- Born: Michael Tuders October 28, 1977 (age 48) Queens, New York
- Occupations: Animator comedy writer Voice actor Owner, Operator, Happy Fatties

= Michael T. Scott =

American actor

Michael T. Scott is an American comedy writer, animation director and creator of the Happy Fatties online cartoon series, which has been featured on several notable web video sites including, YouTube, Dailymotion, Yahoo! Video, Openfilm, Animation World Network, Crackle, Aniboom, Funny or Die and Newgrounds. He is also well-known and famous for producing the television series titled Kentucky Fried Memories.

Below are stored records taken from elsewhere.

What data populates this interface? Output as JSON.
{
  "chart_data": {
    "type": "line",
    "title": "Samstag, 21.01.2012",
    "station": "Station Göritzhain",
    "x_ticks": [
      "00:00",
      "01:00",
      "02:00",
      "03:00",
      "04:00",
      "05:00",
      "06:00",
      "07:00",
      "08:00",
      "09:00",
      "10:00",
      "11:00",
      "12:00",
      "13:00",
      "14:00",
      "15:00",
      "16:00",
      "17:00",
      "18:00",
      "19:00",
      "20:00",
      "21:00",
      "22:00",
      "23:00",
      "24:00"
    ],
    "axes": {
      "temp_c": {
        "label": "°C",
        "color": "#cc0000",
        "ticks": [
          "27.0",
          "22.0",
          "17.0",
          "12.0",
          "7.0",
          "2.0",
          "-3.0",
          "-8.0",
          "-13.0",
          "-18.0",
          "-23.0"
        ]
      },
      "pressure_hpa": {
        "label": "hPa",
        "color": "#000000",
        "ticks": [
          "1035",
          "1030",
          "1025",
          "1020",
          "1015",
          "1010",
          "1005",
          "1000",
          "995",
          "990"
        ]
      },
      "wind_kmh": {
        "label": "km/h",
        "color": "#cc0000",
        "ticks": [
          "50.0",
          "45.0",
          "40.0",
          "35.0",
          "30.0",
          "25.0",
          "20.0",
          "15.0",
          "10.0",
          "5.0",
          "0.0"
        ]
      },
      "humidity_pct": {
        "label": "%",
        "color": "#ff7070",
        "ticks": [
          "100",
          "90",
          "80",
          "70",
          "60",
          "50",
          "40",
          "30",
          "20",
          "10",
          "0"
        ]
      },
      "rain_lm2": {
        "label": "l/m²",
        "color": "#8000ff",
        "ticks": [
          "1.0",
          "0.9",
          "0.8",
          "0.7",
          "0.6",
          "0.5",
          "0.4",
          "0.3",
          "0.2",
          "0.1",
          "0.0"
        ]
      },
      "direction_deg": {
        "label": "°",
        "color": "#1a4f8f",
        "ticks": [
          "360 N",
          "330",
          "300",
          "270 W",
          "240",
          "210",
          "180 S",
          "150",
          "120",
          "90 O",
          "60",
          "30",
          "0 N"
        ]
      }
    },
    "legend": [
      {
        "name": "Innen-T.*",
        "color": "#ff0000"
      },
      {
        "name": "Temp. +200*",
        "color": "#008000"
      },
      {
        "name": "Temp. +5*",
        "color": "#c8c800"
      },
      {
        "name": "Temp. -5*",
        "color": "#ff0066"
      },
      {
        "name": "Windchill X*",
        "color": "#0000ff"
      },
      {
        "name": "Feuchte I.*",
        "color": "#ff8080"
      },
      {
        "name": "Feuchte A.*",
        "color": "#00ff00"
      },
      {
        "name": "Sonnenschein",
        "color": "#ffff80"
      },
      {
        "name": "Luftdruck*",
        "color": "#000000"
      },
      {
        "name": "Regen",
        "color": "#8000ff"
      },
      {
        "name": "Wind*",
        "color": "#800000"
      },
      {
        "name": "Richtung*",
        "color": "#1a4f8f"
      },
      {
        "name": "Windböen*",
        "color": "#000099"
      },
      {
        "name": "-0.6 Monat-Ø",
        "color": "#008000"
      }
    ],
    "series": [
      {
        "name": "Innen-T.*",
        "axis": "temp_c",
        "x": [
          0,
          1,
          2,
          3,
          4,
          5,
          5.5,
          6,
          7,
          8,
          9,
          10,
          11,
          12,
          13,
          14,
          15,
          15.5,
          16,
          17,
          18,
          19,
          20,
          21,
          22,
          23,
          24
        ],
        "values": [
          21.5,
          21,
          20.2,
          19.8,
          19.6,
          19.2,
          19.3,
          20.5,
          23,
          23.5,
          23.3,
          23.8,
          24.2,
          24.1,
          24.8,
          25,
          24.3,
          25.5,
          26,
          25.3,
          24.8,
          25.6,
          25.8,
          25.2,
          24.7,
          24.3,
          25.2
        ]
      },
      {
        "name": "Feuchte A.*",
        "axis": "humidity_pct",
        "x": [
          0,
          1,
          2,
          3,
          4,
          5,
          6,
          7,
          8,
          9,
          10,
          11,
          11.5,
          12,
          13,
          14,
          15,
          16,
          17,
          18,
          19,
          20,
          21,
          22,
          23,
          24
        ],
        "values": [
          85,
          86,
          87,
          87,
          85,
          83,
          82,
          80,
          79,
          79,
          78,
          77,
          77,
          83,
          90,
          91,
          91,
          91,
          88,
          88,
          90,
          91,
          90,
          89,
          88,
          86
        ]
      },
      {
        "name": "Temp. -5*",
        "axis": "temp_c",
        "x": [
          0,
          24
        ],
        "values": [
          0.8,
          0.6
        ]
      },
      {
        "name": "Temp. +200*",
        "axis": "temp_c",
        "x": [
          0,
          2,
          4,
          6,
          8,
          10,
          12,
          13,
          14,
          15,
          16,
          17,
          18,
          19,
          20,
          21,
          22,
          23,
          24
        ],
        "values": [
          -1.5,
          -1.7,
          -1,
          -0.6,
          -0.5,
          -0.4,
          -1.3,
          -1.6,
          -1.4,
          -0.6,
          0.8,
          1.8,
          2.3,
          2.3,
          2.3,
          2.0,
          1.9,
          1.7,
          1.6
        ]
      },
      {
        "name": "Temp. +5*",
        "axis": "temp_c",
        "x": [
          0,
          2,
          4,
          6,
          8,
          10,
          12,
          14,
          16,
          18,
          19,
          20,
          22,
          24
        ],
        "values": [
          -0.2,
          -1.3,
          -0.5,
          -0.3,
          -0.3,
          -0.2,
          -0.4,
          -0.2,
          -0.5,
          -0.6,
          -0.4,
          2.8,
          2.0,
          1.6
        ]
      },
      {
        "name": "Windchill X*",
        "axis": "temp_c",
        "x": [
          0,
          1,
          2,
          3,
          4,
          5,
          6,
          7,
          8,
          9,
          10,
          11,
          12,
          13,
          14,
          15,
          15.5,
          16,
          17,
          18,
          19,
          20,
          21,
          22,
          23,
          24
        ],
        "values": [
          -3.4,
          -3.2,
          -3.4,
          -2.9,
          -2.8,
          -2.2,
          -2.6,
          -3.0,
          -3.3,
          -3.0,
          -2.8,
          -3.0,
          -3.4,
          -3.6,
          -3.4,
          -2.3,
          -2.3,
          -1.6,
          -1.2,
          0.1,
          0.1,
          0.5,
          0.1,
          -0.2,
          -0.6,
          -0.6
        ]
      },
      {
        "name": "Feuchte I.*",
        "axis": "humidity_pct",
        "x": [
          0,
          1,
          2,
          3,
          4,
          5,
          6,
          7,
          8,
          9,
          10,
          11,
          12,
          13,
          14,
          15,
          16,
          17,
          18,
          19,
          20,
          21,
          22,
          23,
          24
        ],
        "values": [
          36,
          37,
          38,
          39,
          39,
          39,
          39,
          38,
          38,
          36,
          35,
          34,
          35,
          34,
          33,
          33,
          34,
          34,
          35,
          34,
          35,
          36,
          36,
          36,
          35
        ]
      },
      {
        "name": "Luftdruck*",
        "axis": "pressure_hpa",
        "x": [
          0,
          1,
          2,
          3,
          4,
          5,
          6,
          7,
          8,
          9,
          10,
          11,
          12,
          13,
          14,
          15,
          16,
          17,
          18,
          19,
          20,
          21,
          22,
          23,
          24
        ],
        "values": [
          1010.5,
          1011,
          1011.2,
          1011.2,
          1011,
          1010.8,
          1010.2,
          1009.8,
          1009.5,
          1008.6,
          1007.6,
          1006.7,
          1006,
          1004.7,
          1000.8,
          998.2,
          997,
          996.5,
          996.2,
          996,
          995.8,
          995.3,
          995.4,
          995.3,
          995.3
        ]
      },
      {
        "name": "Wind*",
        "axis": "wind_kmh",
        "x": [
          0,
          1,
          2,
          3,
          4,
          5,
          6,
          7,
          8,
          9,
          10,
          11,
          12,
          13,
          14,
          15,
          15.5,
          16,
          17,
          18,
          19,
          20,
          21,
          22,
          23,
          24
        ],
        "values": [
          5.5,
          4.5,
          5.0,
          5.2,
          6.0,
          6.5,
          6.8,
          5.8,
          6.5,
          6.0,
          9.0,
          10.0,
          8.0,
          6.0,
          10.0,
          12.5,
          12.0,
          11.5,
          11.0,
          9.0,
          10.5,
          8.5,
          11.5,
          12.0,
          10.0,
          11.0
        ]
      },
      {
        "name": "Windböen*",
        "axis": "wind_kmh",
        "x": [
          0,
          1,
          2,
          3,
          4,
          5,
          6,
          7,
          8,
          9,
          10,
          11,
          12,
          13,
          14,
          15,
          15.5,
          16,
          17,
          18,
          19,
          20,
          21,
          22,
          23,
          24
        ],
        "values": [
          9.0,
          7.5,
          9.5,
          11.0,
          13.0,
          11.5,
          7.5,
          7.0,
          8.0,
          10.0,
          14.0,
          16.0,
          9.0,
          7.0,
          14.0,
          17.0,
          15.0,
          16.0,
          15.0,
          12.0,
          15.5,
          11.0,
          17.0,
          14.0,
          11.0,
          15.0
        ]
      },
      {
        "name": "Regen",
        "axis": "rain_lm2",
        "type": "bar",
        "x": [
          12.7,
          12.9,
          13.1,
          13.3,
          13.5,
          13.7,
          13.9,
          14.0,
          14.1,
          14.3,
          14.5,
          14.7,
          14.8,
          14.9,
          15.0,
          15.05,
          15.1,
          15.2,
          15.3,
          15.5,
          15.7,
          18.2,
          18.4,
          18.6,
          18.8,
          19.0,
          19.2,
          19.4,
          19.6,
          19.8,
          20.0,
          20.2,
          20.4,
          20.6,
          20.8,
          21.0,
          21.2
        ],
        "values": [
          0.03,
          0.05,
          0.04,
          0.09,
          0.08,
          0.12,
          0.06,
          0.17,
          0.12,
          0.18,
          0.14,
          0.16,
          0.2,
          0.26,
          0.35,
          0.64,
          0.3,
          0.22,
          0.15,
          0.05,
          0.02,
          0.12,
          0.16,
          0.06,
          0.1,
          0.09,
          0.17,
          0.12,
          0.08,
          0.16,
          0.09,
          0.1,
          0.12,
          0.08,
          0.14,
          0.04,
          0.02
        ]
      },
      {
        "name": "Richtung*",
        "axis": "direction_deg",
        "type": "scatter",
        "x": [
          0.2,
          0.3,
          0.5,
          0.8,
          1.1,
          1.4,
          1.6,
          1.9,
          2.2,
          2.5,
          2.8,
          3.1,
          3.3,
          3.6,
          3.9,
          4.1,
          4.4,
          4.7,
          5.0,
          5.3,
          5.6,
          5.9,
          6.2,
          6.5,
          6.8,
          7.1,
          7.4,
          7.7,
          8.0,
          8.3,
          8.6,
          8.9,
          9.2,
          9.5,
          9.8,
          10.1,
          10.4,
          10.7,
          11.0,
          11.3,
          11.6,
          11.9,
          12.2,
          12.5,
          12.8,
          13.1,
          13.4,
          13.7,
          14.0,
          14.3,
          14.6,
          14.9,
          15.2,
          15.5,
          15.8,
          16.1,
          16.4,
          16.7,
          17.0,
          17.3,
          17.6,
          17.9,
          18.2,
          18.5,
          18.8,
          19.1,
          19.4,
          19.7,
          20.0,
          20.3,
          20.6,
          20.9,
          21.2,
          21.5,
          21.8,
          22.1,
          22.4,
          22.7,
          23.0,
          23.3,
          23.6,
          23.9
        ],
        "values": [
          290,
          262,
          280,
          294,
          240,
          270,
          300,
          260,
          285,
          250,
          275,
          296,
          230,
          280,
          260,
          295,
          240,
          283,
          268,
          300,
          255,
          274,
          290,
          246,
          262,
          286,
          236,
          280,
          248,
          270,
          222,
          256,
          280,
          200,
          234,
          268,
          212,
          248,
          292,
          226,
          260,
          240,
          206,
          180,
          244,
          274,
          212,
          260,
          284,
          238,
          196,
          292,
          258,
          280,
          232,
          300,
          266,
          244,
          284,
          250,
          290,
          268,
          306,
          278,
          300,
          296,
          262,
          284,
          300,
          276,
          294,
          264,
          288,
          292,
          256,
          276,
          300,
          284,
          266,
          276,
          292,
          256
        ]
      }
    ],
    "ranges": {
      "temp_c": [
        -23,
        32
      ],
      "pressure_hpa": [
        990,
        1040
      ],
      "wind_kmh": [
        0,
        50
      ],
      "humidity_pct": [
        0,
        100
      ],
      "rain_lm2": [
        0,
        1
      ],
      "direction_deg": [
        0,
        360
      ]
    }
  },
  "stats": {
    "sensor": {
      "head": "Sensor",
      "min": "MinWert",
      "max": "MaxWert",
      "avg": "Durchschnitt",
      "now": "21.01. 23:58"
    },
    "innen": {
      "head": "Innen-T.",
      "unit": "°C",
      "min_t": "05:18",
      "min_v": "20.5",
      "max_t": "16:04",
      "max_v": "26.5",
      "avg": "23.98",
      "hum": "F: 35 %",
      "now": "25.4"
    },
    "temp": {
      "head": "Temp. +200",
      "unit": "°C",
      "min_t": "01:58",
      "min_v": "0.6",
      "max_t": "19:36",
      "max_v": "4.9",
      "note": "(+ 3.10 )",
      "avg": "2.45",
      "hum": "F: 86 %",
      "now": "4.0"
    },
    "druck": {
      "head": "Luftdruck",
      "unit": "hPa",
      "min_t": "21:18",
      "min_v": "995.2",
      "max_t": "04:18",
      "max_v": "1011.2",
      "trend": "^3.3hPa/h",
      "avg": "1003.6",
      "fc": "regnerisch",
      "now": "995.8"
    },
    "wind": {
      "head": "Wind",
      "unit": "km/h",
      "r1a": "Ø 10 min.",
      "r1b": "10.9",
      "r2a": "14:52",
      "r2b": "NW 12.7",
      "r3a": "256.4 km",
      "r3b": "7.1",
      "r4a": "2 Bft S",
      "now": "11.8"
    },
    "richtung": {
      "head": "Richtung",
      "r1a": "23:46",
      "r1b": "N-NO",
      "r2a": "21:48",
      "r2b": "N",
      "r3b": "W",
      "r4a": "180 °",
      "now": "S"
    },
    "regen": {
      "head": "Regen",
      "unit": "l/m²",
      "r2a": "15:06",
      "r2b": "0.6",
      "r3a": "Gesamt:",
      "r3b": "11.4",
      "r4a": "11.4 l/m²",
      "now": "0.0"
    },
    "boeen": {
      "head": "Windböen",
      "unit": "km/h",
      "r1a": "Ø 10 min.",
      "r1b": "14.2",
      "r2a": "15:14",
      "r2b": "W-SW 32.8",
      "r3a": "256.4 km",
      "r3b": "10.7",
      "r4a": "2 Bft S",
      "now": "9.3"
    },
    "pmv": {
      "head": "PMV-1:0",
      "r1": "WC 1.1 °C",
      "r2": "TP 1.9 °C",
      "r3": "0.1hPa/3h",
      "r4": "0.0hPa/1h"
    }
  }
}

Scott also wrote and produced three comedy albums Pre-chewed Appetizers and The Jim Panzee and Friends Funtime Radio Hour.

==Happy Fatties==
Since 2009, Scott has created over 100 animated comedy shorts. Additional to being featured on several of the online video sites mentioned above, Scott's work was also featured on Frederator's Channel on the YouTube Original Channel Initiative. He was interviewed on Frederator Studios' blog in August 2011.

In 2013, Scott relocated from Tennessee to Colorado, and partnered with animation company, Worker Studio, as the studio's Head of Story from February to December. The partnership placed Scott's entire library of Happy Fatties cartoons under Worker Studio's original content. The partnership formed at the Business incubator in Centennial, Colorado, Innovation Pavilion.

==Phil Hartman fan letter==
In 2011, Scott posted a handwritten letter online that he received in 1997 from Phil Hartman, and the letter went viral. Through the attention of this letter, Scott connected with Hartman's family and in May 2013, Worker Studio optioned the rights to develop Phil Hartman's Flat TV, but withdrew the option later in August.